Darin liegt er bei muckeligen 34,5 Grad und erhöhter Luftfeuchtigkeit, damit er über seine fast durchscheinende Haut nicht allzu viel verdunsten muss. Und der zarte Knabe ist verkabelt: "Atemunterstützung, Messung der Vitalparameter wie Herzschlag, Puls, Sauerstoffsättigung und eine Infusion", zählt Oberarzt Jens Mütze auf. "Leon hat auch eine Magensonde, weil er zum Trinken noch nicht kräftig genug ist." Mit blauem Licht wird Gelbsucht behandelt. Bei Leon, sagt Mütze, sei aber alles so, wie es bei einem Kind seines Alters sein soll. Und auch, wenn der Winzling selbstständig atmen kann, bekommt er zusätzlich einen Luftstrom in die Nase, der hilft, seine Lunge richtig zu entfalten.
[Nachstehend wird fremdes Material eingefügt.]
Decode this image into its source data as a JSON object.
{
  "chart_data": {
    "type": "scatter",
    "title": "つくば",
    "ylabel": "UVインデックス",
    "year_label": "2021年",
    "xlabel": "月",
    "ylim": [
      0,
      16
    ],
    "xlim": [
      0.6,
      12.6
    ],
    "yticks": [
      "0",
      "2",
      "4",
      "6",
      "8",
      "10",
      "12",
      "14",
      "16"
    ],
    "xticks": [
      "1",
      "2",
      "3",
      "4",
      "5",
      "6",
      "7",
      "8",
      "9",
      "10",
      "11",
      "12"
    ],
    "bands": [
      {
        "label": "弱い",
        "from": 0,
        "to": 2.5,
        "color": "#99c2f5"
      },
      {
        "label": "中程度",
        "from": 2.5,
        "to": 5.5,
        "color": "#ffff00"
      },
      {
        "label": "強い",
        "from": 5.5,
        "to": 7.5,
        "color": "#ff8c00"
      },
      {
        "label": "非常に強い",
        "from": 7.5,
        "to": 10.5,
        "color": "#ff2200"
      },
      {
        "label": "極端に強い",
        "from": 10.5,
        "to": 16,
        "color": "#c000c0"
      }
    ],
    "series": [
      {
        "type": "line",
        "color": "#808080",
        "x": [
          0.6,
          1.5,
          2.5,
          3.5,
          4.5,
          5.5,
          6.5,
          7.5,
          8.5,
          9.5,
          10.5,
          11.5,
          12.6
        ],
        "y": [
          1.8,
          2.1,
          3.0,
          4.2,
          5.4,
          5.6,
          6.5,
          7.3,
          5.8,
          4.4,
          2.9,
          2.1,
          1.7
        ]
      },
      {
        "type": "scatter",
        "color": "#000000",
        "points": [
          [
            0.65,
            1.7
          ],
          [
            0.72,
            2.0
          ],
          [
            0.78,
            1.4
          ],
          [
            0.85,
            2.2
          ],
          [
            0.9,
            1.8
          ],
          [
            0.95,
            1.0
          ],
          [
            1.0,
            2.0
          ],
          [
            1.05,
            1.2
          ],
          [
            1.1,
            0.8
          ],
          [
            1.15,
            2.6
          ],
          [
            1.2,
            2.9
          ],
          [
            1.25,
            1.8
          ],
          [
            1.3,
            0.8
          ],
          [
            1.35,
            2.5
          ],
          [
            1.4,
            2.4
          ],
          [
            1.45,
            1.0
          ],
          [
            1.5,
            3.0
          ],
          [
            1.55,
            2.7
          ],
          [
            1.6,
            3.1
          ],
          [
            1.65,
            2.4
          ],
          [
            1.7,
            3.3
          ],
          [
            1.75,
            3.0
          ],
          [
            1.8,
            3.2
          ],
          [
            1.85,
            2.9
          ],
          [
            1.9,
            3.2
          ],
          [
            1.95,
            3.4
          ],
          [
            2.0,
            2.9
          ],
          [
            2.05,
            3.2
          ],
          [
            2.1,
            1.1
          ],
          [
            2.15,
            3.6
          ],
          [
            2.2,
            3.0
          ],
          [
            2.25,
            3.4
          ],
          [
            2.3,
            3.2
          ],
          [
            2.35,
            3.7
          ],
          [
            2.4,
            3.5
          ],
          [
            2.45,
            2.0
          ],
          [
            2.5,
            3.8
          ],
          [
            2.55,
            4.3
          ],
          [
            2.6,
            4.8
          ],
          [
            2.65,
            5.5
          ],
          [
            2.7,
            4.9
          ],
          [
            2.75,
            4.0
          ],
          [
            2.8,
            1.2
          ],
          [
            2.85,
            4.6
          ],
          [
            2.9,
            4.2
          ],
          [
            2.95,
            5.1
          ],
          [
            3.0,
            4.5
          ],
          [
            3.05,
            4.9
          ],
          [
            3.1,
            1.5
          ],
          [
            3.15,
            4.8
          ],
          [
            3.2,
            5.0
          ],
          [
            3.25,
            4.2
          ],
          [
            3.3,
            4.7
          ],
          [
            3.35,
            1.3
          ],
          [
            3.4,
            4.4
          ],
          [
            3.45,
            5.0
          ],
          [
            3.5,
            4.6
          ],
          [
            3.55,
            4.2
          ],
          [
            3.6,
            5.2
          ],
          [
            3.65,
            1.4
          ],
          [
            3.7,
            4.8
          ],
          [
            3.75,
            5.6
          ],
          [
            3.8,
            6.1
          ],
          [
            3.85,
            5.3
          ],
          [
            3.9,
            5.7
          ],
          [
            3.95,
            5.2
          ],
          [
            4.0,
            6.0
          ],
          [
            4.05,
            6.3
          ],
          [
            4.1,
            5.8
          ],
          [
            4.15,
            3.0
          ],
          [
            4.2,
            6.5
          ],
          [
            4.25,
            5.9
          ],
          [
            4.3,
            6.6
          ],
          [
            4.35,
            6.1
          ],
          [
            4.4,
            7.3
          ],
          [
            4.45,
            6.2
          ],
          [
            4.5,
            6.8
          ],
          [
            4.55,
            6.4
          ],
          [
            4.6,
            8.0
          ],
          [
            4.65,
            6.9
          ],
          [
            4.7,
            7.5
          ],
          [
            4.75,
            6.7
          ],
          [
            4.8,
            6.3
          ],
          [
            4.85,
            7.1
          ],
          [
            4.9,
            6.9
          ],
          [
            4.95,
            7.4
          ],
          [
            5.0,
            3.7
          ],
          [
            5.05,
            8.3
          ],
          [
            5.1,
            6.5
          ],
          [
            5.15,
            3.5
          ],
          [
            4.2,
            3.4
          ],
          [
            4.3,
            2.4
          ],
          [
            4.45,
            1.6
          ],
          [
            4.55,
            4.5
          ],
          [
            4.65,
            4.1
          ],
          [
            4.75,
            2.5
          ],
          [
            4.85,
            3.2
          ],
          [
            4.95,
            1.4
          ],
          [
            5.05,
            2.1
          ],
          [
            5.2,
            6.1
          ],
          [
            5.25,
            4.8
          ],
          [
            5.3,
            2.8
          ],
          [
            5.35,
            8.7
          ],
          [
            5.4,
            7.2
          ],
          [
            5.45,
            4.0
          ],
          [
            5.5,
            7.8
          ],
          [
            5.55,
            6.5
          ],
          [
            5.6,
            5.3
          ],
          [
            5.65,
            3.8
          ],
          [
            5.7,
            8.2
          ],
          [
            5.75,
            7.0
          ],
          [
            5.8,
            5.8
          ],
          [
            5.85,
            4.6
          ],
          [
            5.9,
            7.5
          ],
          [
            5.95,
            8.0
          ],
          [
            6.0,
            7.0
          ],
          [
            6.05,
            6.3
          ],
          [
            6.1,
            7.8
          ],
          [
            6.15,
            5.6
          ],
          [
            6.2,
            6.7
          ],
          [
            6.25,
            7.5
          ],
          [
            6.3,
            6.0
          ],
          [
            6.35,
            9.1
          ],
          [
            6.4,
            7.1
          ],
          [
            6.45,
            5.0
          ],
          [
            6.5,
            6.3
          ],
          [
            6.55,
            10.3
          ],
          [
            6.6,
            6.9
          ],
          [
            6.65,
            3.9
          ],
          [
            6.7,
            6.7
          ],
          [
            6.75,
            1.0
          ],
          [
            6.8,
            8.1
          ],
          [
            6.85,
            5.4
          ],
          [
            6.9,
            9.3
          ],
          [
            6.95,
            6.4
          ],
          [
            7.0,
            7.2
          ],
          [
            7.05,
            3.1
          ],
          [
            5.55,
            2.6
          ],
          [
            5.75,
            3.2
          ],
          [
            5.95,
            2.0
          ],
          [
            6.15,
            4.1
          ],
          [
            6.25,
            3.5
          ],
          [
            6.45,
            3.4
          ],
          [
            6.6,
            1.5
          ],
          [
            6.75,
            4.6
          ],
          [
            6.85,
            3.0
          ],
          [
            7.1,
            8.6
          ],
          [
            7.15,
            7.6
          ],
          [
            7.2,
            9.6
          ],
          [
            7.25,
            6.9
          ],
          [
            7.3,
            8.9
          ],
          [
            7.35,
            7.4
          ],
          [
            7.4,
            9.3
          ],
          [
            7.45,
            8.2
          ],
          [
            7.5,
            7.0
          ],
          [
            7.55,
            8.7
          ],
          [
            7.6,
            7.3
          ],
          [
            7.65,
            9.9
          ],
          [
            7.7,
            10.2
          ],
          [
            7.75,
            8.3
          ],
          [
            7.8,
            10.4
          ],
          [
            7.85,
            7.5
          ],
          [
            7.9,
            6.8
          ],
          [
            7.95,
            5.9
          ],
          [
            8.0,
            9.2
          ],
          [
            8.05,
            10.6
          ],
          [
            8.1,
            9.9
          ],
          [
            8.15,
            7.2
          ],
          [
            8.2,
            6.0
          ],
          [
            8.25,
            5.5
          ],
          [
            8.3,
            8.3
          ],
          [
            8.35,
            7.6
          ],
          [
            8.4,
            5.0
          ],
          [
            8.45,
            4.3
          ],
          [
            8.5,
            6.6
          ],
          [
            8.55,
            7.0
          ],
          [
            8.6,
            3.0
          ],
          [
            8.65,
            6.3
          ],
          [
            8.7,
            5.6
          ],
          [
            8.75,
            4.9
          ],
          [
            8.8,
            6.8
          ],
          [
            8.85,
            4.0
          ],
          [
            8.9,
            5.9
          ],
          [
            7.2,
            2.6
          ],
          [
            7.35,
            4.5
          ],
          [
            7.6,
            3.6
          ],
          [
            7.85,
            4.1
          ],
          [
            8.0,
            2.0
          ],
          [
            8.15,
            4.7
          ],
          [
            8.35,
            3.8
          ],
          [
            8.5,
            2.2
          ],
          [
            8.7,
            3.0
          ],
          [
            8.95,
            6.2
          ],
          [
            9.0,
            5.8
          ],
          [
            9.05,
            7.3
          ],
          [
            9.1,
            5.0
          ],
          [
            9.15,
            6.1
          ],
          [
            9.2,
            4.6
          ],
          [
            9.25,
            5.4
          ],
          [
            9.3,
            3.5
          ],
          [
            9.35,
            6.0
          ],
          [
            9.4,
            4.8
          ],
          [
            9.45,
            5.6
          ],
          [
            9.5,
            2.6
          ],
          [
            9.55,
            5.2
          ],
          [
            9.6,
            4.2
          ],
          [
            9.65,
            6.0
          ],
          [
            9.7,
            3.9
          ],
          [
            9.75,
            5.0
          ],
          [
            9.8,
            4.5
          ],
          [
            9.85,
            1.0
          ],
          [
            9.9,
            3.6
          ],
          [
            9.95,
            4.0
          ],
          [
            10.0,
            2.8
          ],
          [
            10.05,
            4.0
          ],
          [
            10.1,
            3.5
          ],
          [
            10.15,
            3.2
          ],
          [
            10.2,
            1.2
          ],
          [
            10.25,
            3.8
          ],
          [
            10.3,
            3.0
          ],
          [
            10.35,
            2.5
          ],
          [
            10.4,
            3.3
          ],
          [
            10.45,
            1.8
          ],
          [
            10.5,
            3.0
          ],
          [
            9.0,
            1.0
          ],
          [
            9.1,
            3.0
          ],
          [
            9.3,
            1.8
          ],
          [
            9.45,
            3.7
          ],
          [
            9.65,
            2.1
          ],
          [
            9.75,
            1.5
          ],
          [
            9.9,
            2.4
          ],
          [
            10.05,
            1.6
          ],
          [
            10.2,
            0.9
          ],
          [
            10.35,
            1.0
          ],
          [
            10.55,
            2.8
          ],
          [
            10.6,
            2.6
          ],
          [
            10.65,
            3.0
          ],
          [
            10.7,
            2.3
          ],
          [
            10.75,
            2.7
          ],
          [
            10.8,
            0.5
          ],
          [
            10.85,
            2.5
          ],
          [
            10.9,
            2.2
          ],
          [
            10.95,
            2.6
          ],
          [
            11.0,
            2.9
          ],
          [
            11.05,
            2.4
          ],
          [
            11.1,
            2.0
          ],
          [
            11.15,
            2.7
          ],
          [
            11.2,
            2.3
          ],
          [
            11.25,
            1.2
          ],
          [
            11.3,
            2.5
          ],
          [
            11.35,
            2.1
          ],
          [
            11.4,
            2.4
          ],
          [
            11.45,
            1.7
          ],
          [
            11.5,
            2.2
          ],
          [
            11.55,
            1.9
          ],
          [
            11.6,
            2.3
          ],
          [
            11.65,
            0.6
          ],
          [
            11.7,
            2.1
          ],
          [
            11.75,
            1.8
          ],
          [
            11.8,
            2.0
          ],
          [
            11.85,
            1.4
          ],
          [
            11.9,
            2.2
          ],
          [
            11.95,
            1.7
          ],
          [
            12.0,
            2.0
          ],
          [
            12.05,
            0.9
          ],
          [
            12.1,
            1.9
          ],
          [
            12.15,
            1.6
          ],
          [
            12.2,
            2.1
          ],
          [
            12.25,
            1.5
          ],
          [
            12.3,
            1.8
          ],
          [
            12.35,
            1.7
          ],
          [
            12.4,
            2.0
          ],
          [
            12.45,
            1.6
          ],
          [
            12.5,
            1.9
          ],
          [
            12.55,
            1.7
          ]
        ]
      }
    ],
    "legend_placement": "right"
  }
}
Jedes zehnte Kind, erzählt der Mediziner, komme als Frühgeborenes auf die Welt, hat also weniger als 37 der üblichen 40 Wochen im Mutterleib verbracht. Säuglinge, die es noch eiliger haben und früher als nach 35 Wochen geboren werden, kommen auf die Intensivstation. "Die Kinder haben ein geringes Energielevel, unreife Organe, die noch gar nicht dafür gedacht sind, Aufgaben zu übernehmen - Kreislauf, Verdauung Atmung sind meist noch nicht so, wie sie sein sollten", erläutert Jens Mütze die medizinische Seite.

Dann kommt der Klinikum-Arzt auf die menschliche Seite zu sprechen. Was offiziell entwicklungsfördernde Pflege heißt, nämlich die Versorgung im Inkubator, nennen Mütze und seine Kollegen den Nestbau. "Die Kinder werden speziell gelagert, das soll Geborgenheit vermitteln." Leon liegt tatsächlich in einem Nestchen aus Stoffen, hat auch ein T-Shirt von Mama mit im Brutkasten, damit er ihren Geruch kennen lernt. Als die Mutter ihre Hände, die schützend um Kopf und Mini-Füßen liegen, aus den beiden bullaugenähnlichen Öffnungen des Inkubators nimmt, verzieht Leon das Gesicht. Er quäkt los, als wollte er vorwurfsvoll fragen: "Was soll das, Mama? Gibt mir sofort deine Wärme zurück." Eines scheint klar: Im Schreien braucht Leon keine Nachhilfe.

Mamas Wärme hat der Kleine schon ab Montag bekommen. Beim Kuscheln. "Ab dem ersten Lebenstag gibt es auch bei den Frühchen Kuschelzeit mit den Eltern", berichtet Jens Mütze. Sabrina Müller liegt dann auf einem speziellen Stuhl, Leon auf ihrer Brust, Haut an Haut, damit er Herzschlag, Geruch und Wärme seiner Mama spürt. "Das stärkt die Mutter-Kind-Bindung und sorgt auch für Milchbildung bei der Mutter", erläutert Mütze.

Das sind besondere Momente für Sabrina Müller. Wenn sie nach ihren Besuchen die Intensivstation verlässt und eine Etage tiefer in den Mutter-Kind-Bereich zurückkehrt, ist das "schlimm. Ich würde ihn am liebsten mit aufs Zimmer nehmen, ihn immer um mich haben", sagt die 31-Jährige. Sie hat Erfahrung mit Frühchen: Auch ihre zweieinhalbjährige Tochter wollte früher auf die Welt. Sie hat ihren Bruder bisher nur auf Fotos gesehen. Bis die Kleine Leon wirklich anschauen darf, wollen die Eltern noch warten, erzählt Mama Sabrina.

Sein erstes warmes Nest im Brutkasten wird Leon noch ein Weilchen nicht verlassen. "Die Kinder bleiben im Inkubator, bis sie 1700 Gramm Gewicht erreicht haben", erläutert Jens Mütze. Das kann ein bisschen dauern. In den ersten Tagen nach der Geburt nehmen Kinder erstmal etwas ab. "Danach wollen wir schauen, dass Leon 20 bis 30 Gramm pro Tag zunimmt."